The Salton Sea was definitely our most interesting adventure that day. In fact, someday we would like to drive to a part of the southeastern shore, near a place called Salvation Mountain in Niland, California.

Visiting Salton City was almost like seeing what an apocalypse would do to a town. In fact, an episode of the TV series Life After People examines this former resort town and its abandoned tourism industry.

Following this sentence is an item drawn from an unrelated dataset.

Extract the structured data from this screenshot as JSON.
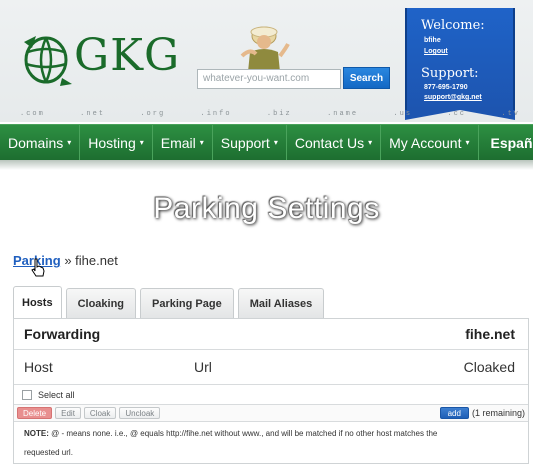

2018 would probably be the point of no return for the Salton Sea if nothing is done to save it. It looks like there may be some state funding going toward saving the Salton Sea. We are only two years from that point of no return, so we will see what happens.


Follow-up post is here.

We have a Facebook page.

Note: I am a bit flabbergasted by how many times this has been shared as an article. It was never meant as an article but was only supposed to be a blog post finishing a short series I wrote about a family day trip we took to the desert – Borrego Springs – Wildflowers and Borrego Springs – Galleta Meadows. There are inaccuracies in this blog post, but I am going to leave it the way it is. I am writing a follow-up blog post that will correct these inaccuracies and detail some of the ways that have been presented to save the Salton Sea. I hope to have it posted within a week.